After that fun, I did another 15 miles along dry ridgelines. It was great walking and I was surprised when I made it to the HWY to Etna by 3 pm. Two other SOBO ladies joined me for the hitch to town. The very first vehicle to come along (after a very empty stretch) was a truck. The driver was quick to say that we could ride in the back provided we were ok with sharing it with a dead deer. I’ve had a lot of interesting hitches but this took the cake. Luckily hiker trash doesn’t give a hoot about dead deer companions, just so long as it gets us closer to milkshakes.
In town, I popped into the coffee shop and met Orin and Tish, the owners of the shop. They grew up in Etna and just moved back. Orin had been laying pipeline for the oil and gas industry all these years and is happy to be in one place, learning how to be a barista now. I love hearing these stories and meeting the locals from these small towns.
Orin told me that Etna has a population of 600 but 2 breweries and 1 distillery. There is also a grocery, dollar store, hardware, and 2 hostels. Everything a hiker could need. It’s not often that I visit a town smaller than the one I grew up in (Florence, CO) but this had so many attractions.
Orin is most welcoming of hikers and seemed genuinely pleased to see me come in. It was after their closing hours but that didn’t deter him. I got an ice cream cone and he gave me samples of fresh-baked bread and later a coffee. He stocks other hiker supplies like candy bars for a buck and even a jetboil stove and darn tuff socks. There is also a hiker box to pick through. The place was great!
After getting all the best tips on town, I bid farewell and did my resupply shopping at the small grocery. It was just the kind of store I love, easy to navigate and get in and out of quick. I then checked into the hostel and did all my clean-up chores. A SOBO, Watermelon, was the only other one in the Hiker Hut bunkhouse.

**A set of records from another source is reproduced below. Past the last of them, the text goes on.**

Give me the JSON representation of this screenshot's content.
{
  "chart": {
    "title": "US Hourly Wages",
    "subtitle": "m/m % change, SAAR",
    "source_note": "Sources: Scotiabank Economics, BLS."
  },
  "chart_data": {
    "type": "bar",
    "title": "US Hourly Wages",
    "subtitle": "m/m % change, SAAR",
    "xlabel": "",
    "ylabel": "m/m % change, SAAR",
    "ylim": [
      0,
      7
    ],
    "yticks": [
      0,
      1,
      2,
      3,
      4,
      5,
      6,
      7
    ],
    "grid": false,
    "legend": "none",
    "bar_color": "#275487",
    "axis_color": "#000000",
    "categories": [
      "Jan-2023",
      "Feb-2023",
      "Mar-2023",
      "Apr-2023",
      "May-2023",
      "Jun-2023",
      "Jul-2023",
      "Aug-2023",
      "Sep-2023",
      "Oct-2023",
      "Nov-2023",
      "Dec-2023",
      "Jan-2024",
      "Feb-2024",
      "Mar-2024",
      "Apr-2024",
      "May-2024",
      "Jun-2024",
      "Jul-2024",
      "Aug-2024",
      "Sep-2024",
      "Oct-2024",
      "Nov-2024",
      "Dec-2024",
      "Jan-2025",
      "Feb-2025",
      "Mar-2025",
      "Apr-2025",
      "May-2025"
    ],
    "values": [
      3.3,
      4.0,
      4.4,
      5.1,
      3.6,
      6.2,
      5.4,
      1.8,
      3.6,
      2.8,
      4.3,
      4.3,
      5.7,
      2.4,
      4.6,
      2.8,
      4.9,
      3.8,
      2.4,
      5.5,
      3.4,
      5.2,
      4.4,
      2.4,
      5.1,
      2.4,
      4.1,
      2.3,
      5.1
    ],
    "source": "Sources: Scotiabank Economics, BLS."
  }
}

While doing chores, I discovered that the lid on my cooking pot was stuck. I had tightened it at elevation and then come down to a much lower elevation. This happened before on the flight to New Zealand. I had to borrow a camp stove and big pot to make a hot water bath. After fiddling with it for almost an hour, we got the lid off. It was a NOBO, Boogie, that I have to thank for wresting it off.
After wasting so much precious time, I was late for dinner. I wanted to treat myself to a nice dinner and drinks at the distillery. I got there after 8 pm but they were at least still serving pizza. I wasn’t all that hungry so I got a small one and also sampled their vodka and gin. The gin was delicious, with all sorts of spices, so I ordered a $12 gin and tonic. I know, it was like South Beach prices. The place even had a Mixologist. But this was only the second time I’ve even gotten a drink at a place while on the trail.
I joined the bar scene later on and might have made it known that a certain date was coming up. So I got a delicious dessert for free. I sat next to some lovely locals and had another gin on the rocks. It was a fun time and I stayed out way past my bedtime.
Walking back from town under the full moon, I took some pictures of the town. Not surprisingly, it was deserted at midnight.